We were all sports crazy back then and it was on the playing fields of Eton that my lifelong love of the Arsenals was formed. I have followed that team’s progress ever since.
It was not always a smooth ride. In the months prior to my O’levels I was caught smoking cannabis while listening to the musical stylings of The Shadows on my Sony walkman – behind the tuck shop. After a bit of fuss and an apology to the beak I was gated. My other chums were not so lucky and one or two were even expelled. Although I deeply regret events – it did at least teach me a valuable lesson. Namely that no matter what you do wrong, if you keep your head down, give an insincere apology and stay quiet long enough – people might forget all about the mess you have made.
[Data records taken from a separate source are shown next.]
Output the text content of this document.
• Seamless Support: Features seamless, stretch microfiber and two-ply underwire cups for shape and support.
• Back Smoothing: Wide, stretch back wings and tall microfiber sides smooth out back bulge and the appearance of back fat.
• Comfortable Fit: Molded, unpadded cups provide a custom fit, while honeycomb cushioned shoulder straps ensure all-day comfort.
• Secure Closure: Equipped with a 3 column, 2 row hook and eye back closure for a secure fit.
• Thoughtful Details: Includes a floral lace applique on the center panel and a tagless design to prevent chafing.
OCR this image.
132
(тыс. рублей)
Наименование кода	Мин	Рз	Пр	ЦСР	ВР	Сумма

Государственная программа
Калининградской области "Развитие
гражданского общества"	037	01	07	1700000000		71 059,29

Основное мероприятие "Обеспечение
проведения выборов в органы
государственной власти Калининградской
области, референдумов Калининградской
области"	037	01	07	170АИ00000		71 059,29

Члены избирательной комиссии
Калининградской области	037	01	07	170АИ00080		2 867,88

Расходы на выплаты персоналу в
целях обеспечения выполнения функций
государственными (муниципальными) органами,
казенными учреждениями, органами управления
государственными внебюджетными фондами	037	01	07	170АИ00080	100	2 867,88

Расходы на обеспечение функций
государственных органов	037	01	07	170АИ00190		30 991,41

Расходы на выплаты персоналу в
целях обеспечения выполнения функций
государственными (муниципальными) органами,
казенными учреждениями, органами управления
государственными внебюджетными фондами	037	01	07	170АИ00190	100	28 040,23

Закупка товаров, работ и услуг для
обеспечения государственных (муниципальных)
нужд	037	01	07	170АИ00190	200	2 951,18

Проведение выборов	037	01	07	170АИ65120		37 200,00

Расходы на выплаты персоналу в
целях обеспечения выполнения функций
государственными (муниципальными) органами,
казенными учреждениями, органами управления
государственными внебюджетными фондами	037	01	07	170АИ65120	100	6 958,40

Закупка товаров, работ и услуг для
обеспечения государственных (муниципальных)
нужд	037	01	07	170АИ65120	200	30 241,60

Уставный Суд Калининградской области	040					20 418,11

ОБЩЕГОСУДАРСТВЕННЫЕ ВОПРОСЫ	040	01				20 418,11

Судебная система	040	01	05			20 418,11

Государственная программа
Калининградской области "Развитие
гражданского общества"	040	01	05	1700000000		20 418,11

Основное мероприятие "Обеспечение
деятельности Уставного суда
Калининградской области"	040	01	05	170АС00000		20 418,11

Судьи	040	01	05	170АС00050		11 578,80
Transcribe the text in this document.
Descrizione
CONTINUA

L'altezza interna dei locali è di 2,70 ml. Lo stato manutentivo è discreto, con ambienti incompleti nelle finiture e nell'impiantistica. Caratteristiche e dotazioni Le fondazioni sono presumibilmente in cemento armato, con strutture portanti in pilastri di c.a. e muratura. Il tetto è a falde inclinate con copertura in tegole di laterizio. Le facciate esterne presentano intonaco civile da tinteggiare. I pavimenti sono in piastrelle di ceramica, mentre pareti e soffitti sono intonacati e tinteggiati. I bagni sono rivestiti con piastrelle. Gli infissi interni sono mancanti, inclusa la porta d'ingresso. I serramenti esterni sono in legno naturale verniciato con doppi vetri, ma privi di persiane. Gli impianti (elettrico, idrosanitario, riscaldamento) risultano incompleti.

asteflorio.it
From Eton I went to Oxford and it was here that I became a member of the Bullingdon Club. My membership of that notorious dining society has been much criticised. In my defence being part of a gang of very rich boys, who smashed up places, laughed at poor people and then threw money at the carnage – before walking off into the sunset – was wonderful training for my later political career.
In between my studies I still had time to watch my team ‘The Aston Villas’ playing soccer and sometimes I found myself smoking marijuana once more. While I do not condone the use of drugs I do not entirely regret it – not least because it has managed to fill out some of the 750 pages of this book. Marijuana intensifies experience and I confess that when ‘high’ I could discover things in the lyrics of ‘The Bananarama’ or ‘Chicago’ that most ordinary people might miss.
Having left ‘college’, the time had come to find gainful employment. I was determined to make my own way in the world and so my father rang up some old school chums and asked them to give me a job. As luck would have it, I was immediately offered a position at Conservative Party HQ. Within five years I had become special adviser to Chancellor Mr Norman Lamont and was his key aide when Black Wednesday forced us out of the ERM. Mr Lamont is now considered to be one of the worst post-war Chancellors and a man who single-handedly destroyed the economy – but that is quite unfair. It was not all his own work by any means and it’s important to stress that I played a significant part in that legacy.
Soon I was part of the famed Notting Hill Sect (surely set?). In between the endless rounds of cocktails, lunches at Kensington Place and society balls I still had time to get in touch with my ‘common side’. Sometimes I would go to the soccer stadium to watch my team The West Hammers play the beautiful game. Once when we were very squiffy on sherry, we ordered a take-away pizza! And on a hair-raising occasion I rode on the Underground Tube between Lancaster Gate and Queensway – just like other ordinary people.
Around this time I was also to meet Samantha, who was later to become my wife. These were hedonistic times, but having bonded over our mutual love of Elton John’s greatest hits and the film ‘Sliding Doors’ we decided to settle down and buy some more stocks and shares.
But I felt frustrated and worried about my country and its place in the world. Britain – so long in the grip of happiness, economic prosperity and progress needed someone to really fuck things up. My destiny was calling and I decided that it was time to become a Conservative MP.